Opioid funds must go to proper places
The money for opioid settlements soon will arrive in the coffers of Suffolk and Nassau counties ["$50 million in opioid settlements on Long Island," News, July 13]. We need to take a hard look at this.
In 1998, the Master Settlement Agreement between 46 states and other entities and the major tobacco companies they sued ended in a multibillion award in the form of a structured settlement over future years.
The MSA was eyed greedily by many localities as a financial windfall to plug up budget deficits or fund local projects. In some instances, like in Nassau, those funds were "securitized" almost immediately, whereby the municipality received an upfront payment of pennies on the dollar against future payments.
Other places, such as Suffolk, spent some on a comprehensive tobacco control program to address the complex issue of tobacco use and nicotine addiction.
Let’s not repeat the policies of many municipalities that shared a similar benefit years ago and failed to use the funds to address the addiction needs of their communities. The current lawsuits were to pay back money previously spent to treat substance abuse and addicted individuals and to prevent this crisis from recurring.
Successful remediation requires thoughtful planning and adequate funding for professional health programs, not pet projects of politicians who will decide the fate of this settlement. Adding professional staff to local health departments, which have been underfunded for years, to expand treatment and prevention programs would, I expect, achieve the same level of success as that in Suffolk County with its tobacco control program.
The opioid epidemic and its consequences continue. The impact of effective treatment programs cannot be overstated. The key now is to use these funds for exactly the purpose they were intended: prevention and treatment.
— Patricia Bishop-Kelly, Huntington
The writer is the advocacy chair on the board of advisers of the American Cancer Society Long Island region.
When patients leave a hospital and are told they will be given "medication for pain," they are not told it is going to be an opioid. This is where change must start.
As an advocate, I have asked the doctor: Is that pain medication an opioid? They almost always say "yes," and now the patient can make an informed choice about taking a drug that has the potential to be addictive.
Much attention is given to stopping addiction but almost none to educating the public on how to avoid becoming addicted.
Before the pandemic, family members were encouraged to fully participate in a patient’s care. Generally, following surgery or an injury, a groggy patient might not ask whether the prescribed pain medication could be addictive.

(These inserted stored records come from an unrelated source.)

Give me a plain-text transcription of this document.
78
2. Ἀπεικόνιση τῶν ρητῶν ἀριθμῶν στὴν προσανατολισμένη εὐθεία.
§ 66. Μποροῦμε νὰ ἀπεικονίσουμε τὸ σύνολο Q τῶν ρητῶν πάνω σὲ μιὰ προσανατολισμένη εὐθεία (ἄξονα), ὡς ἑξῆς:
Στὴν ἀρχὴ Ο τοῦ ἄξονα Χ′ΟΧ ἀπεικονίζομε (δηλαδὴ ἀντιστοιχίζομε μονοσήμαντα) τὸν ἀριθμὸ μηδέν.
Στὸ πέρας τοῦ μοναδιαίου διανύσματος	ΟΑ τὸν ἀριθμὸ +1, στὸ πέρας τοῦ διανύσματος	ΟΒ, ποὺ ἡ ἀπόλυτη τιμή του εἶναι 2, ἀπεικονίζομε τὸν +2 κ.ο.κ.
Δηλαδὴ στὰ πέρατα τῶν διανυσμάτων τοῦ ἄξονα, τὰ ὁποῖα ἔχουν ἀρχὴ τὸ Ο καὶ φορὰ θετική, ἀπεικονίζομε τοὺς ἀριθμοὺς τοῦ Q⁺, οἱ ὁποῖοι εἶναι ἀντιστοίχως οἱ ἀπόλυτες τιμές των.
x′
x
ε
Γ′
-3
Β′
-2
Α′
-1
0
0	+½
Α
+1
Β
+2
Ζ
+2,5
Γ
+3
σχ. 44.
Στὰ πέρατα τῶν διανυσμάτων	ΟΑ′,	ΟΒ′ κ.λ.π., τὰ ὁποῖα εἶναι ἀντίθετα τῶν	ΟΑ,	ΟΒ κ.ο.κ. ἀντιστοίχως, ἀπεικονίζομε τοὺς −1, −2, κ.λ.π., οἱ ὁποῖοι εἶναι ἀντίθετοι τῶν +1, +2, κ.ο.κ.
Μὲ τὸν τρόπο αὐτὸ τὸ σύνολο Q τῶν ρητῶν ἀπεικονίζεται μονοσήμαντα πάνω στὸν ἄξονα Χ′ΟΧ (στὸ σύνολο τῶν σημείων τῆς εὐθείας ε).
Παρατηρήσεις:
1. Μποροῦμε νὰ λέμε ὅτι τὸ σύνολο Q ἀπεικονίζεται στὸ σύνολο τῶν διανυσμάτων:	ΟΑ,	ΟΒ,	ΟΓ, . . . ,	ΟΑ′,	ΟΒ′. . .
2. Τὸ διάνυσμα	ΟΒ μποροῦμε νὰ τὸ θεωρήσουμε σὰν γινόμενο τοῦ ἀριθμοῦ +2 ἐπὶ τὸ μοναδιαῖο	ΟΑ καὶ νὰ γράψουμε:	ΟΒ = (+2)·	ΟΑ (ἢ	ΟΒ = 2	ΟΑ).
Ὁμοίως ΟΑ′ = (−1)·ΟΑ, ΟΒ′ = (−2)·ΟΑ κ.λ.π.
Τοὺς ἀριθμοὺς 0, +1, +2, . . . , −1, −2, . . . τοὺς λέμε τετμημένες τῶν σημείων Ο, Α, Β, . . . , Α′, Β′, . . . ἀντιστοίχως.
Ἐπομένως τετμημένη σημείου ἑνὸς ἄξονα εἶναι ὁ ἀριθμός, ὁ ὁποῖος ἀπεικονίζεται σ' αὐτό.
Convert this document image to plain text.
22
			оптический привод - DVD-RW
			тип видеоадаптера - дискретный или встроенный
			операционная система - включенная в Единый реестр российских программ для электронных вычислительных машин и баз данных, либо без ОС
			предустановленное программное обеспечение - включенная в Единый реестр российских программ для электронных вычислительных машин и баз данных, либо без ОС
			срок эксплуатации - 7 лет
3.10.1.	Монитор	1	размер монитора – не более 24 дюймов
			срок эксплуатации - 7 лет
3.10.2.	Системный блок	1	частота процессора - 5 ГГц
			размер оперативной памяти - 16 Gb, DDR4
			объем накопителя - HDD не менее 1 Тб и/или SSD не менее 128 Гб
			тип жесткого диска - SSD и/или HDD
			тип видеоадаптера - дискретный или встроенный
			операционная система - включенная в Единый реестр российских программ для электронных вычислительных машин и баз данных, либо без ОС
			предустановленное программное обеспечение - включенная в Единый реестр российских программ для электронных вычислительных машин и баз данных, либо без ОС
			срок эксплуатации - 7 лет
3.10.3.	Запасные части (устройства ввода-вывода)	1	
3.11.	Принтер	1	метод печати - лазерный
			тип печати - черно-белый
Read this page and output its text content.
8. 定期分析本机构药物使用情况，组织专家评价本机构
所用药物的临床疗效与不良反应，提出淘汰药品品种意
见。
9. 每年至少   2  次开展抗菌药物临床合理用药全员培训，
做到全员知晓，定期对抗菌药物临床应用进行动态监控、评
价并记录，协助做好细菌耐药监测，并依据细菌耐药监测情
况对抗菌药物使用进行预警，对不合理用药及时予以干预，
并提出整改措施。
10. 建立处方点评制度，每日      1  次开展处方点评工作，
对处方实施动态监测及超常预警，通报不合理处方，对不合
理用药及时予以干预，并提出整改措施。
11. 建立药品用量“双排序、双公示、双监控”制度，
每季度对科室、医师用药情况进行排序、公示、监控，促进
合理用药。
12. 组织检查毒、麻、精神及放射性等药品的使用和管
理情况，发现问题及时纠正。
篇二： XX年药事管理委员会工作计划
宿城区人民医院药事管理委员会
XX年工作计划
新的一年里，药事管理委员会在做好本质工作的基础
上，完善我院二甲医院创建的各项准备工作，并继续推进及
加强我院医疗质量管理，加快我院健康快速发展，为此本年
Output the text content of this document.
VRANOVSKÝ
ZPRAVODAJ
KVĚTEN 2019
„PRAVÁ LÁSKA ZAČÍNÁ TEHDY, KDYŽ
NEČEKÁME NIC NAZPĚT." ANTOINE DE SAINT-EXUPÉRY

Limited visiting hours may make it challenging for family involvement, and a support person might not be with the patient to question what the pain medication is, or whether it is addictive.
Many people become addicted when they could have been satisfied with an over-the-counter pain medication.
— Ilene Corina, Wantagh
The writer is a Board Certified Patient Advocate.
LIRR should enforce wearing masks
After reading about the percentage increase in COVID-19, I believe one way to help lower the numbers would be if the Long Island Rail Road enforced mandatory mask wearing ["Unvaccinated, variant send new LI virus cases up 77%," News, July 16].
The LIRR makes announcements that there could be a $50 fine if one doesn’t abide by this mandate, but conductors don’t seem to do anything to enforce this when riders blatantly don’t wear masks.
As more of us return to the office on the LIRR, the odds of being exposed to someone who has COVID-19 increases. If those not wearing masks aren’t vaccinated, they not only jeopardize themselves but other riders.
The LIRR frequently talks about other aspects of rail safety. Shouldn’t this include protecting riders from those who might have the coronavirus?
LIRR conductors, please do your job and enforce the mandatory mask wearing in the train cars.
— Barry Katz, Plainview
As an aside to this news about changes in the LIRR fare structure, it would be interesting to know the amount of overtime paid to its employees since the lockdown, and compare it to previous years ["LIRR eyes new ticket plans," News, July 12].
With ridership down, we would expect to see a significant decrease in this number.